Red is for correction, as well. The dreaded red pen and all that. Stop signs are red - it's a color that commands attention.

That's what struck me about bittersweet's synonyms - bittersweet, in my mind, could not be painted with the color red.

Does bittersweet draw attention to itself? I don't think so. I do imagine it blushing somehow. Does bittersweet express desire? In a way, I suppose it does. It holds desire for what is fading away and desire for what is to come in both hands. It draws them together.

Perhaps the kind of red bittersweet emotes is the red we find associated with Christmas. It's deep and intimate, but not invasively. It expresses both what has happened during the year and looks with hope to the turn of the year. It puts the future in the hands of "the fates," as Judy Garland or Frank Sinatra (whomever you prefer) croons.

Like Christmas, bittersweet is fraught with remembrance - an ache, a nostalgia. It's black coffee and root teas, the first snow that falls signaling a sayonara to a fruitful season and hello to one draped in splendor (if we choose to see it that way).

So maybe red is an adequate color to abstractly describe this first week here at the Star-Gazette. Not the garish color I normally think of when it comes to red, but a steady, quiet shade.

As I look forward to the future, I know a kaleidoscope of colors is in store. Weeks will be gray, maybe even black. Others will burst with yellow, gleam with green or swirl in blue.

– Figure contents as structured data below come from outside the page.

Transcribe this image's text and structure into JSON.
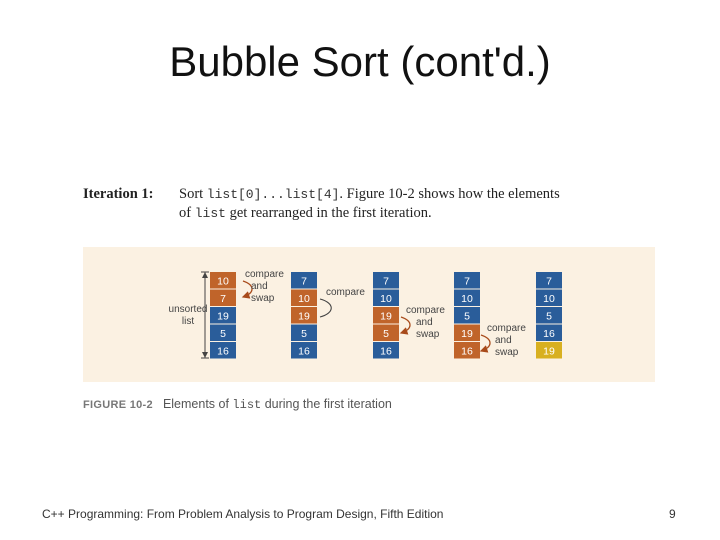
{
  "slide": {
    "title": "Bubble Sort (cont'd.)",
    "footer": "C++ Programming: From Problem Analysis to Program Design, Fifth Edition",
    "page_number": "9"
  },
  "iteration": {
    "label": "Iteration 1:",
    "text_a": "Sort ",
    "code_a": "list[0]...list[4]",
    "text_b": ". Figure 10-2 shows how the elements",
    "text_c": "of ",
    "code_b": "list",
    "text_d": " get rearranged in the first iteration."
  },
  "figure": {
    "columns": [
      [
        "10",
        "7",
        "19",
        "5",
        "16"
      ],
      [
        "7",
        "10",
        "19",
        "5",
        "16"
      ],
      [
        "7",
        "10",
        "19",
        "5",
        "16"
      ],
      [
        "7",
        "10",
        "5",
        "19",
        "16"
      ],
      [
        "7",
        "10",
        "5",
        "16",
        "19"
      ]
    ],
    "cell_states": [
      [
        "orange",
        "orange",
        "blue",
        "blue",
        "blue"
      ],
      [
        "blue",
        "orange",
        "orange",
        "blue",
        "blue"
      ],
      [
        "blue",
        "blue",
        "orange",
        "orange",
        "blue"
      ],
      [
        "blue",
        "blue",
        "blue",
        "orange",
        "orange"
      ],
      [
        "blue",
        "blue",
        "blue",
        "blue",
        "yellow"
      ]
    ],
    "annotations": {
      "swap1": [
        "compare",
        "and",
        "swap"
      ],
      "compare2": "compare",
      "swap3": [
        "compare",
        "and",
        "swap"
      ],
      "swap4": [
        "compare",
        "and",
        "swap"
      ],
      "unsorted": [
        "unsorted",
        "list"
      ]
    },
    "caption_label": "FIGURE 10-2",
    "caption_text_a": "Elements of ",
    "caption_code": "list",
    "caption_text_b": " during the first iteration"
  },
  "colors": {
    "blue": "#2a5d9a",
    "orange": "#c0642a",
    "yellow": "#d8b020",
    "panel": "#fbf1e2",
    "annotation": "#444444",
    "arrow": "#a84a1a"
  }
}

It is my hope that the readers of Star-Gazette will continue with me. We can build upon what Colette has established, grateful for all the work she has done and relationships she built. Within the red are flecks of tangerine orange - the color of excitement and anticipation, in my mind. Red and orange may clash, technically speaking (too close on the color wheel), but here we go anyway - mixing and matching and learning together.